Imola. E’ da tempo che il capogruppo di Fornace Viva Romano Linguerri definisce il Movimento 5 stelle locale non democratico. Ovviamente la cosa non fa certamente piacere ai cinque grillini in consiglio comunale che pare lo abbiano preso “con le mani nella marmellata”.

“Oggi sono usciti i dati della partecipazione dei consiglieri all’attività del Comune – scrive il M5s – e ci è subito balzato agli occhi l’indefesso l’impegno profuso dall’instancabile consigliere Linguerri di Fornace Viva nell’approfondimento dei temi che interessano la nostra città. Il comune di Imola per esaminare gli argomenti che poi verranno discussi in consiglio comunale si è dotato di 6 commissioni: la 1 che riguarda il bilancio, la 2 i servizi scolastici, la 3 la pianificazione territoriale e attività produttive, la 4 sanità, la 5 affari istituzionali e la 6 autodromo.

 “Sapendo che la commissione 4 è presieduta proprio dal Linguerri, quindi giocoforza è stato obbligato ad essere presente tutte le 14 volte in cui da inizio mandato l’ha convocata – sta per arrivare la fiammata del Movimento 5 stelle -, le altre 5 commissioni complessivamente si sono riunite ottanta volte. Quante volte è stato presente il Linguerri ad analizzare i temi trattati da queste cinque commissioni che evidentemente tanto ardentemente lo appassionavano fino a spingerlo a candidarsi in una lista che emblematicamente ha preso il nome di Fornace Viva e lo ha portato a sedere in consiglio comunale?

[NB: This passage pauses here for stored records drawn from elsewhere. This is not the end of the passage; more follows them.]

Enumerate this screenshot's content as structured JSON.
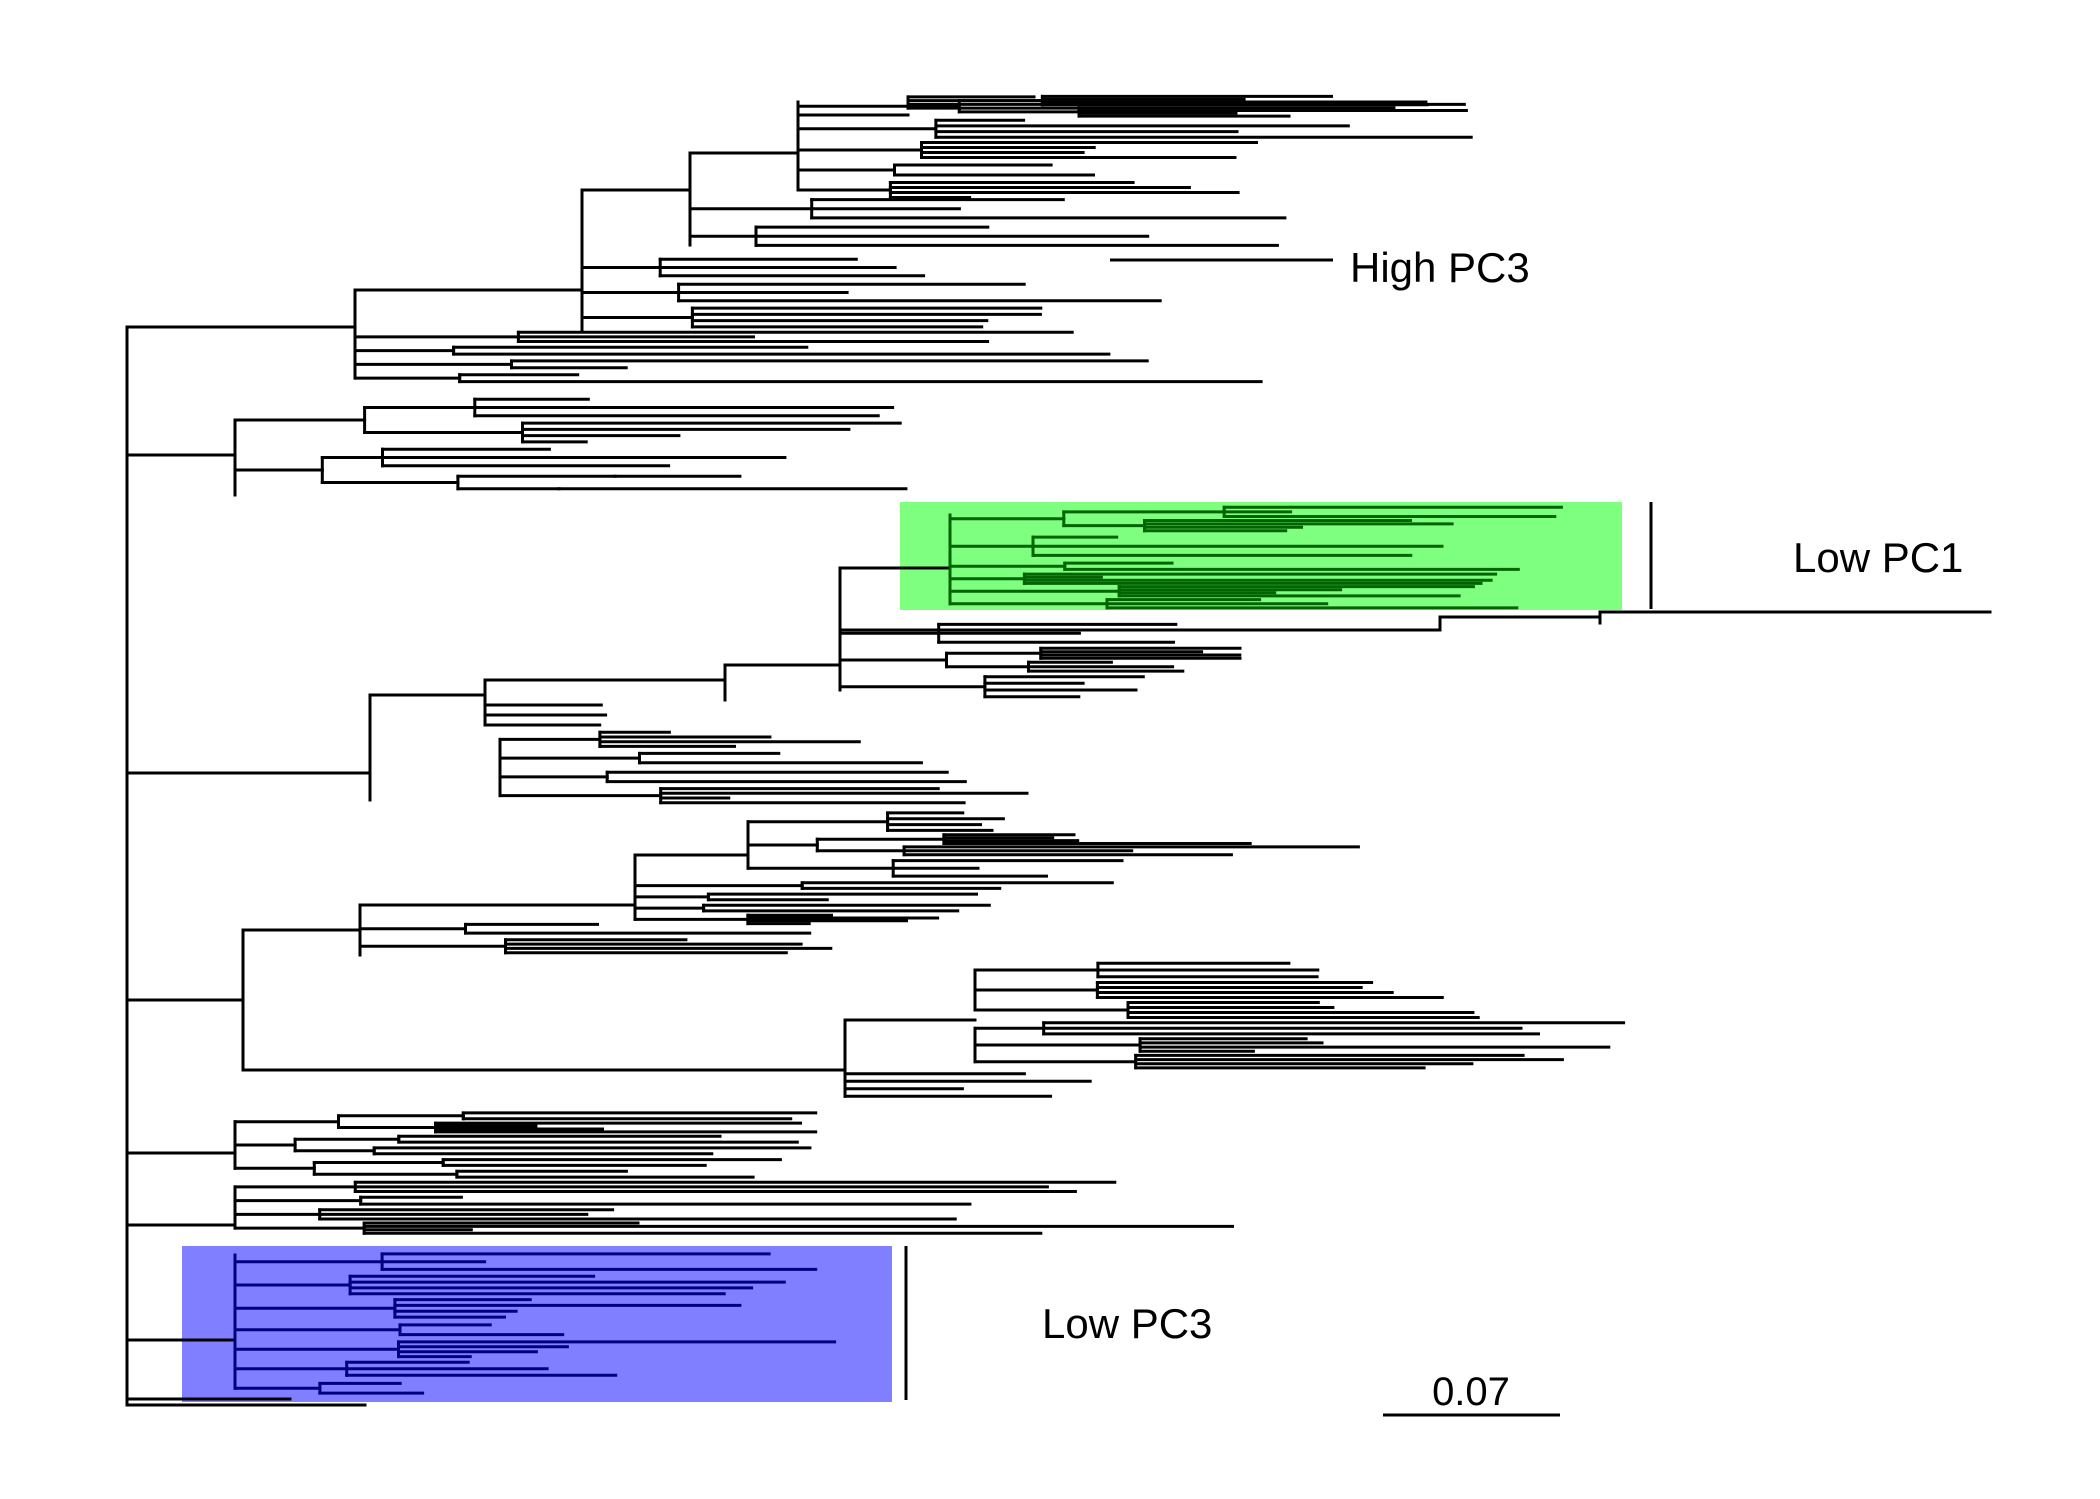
{
  "labels": {
    "high_pc3": "High PC3",
    "low_pc1": "Low PC1",
    "low_pc3": "Low PC3"
  },
  "scale_bar": {
    "label": "0.07"
  },
  "colors": {
    "branch": "#000000",
    "low_pc1_highlight": "#7fff7f",
    "low_pc1_branches": "#006400",
    "low_pc3_highlight": "#7f7fff",
    "low_pc3_branches": "#000080",
    "high_pc3_branch_accent": "#8b0000"
  }
}
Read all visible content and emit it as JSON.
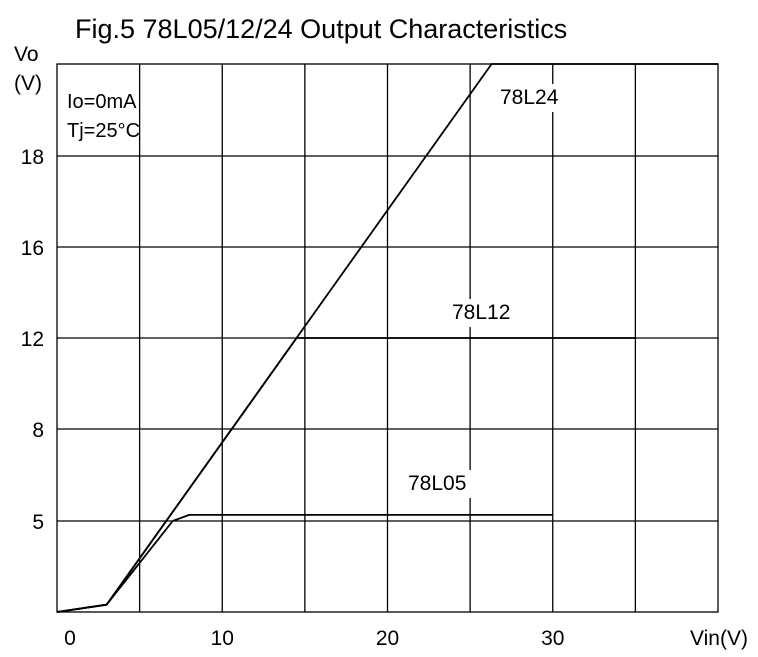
{
  "chart_data": {
    "type": "line",
    "title": "Fig.5 78L05/12/24 Output Characteristics",
    "ylabel": "Vo",
    "yunit": "(V)",
    "xlabel": "Vin(V)",
    "conditions": [
      "Io=0mA",
      "Tj=25°C"
    ],
    "x_ticks": [
      "0",
      "10",
      "20",
      "30"
    ],
    "y_ticks": [
      "5",
      "8",
      "12",
      "16",
      "18"
    ],
    "grid": true,
    "series": [
      {
        "name": "78L05",
        "points": [
          [
            0,
            0
          ],
          [
            3,
            0.4
          ],
          [
            7,
            5.0
          ],
          [
            8,
            5.2
          ],
          [
            30,
            5.2
          ]
        ]
      },
      {
        "name": "78L12",
        "points": [
          [
            0,
            0
          ],
          [
            3,
            0.4
          ],
          [
            14.5,
            12.0
          ],
          [
            15,
            12.0
          ],
          [
            35,
            12.0
          ]
        ]
      },
      {
        "name": "78L24",
        "points": [
          [
            0,
            0
          ],
          [
            3,
            0.4
          ],
          [
            26.3,
            24.0
          ],
          [
            40,
            24.0
          ]
        ]
      }
    ]
  }
}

Tutte e ottanta? No. Quaranta? No. Venti? Nemmeno. Dieci? Neanche. Cinque? Quasi. La risposta esatta è tre. Tre presenze su ottanta commissioni, in un anno e mezzo di lavori. Per gli appassionati di statistica un indice di partecipazione pari al 3,75%. Quando i numeri parlano da soli i commenti sono superflui”.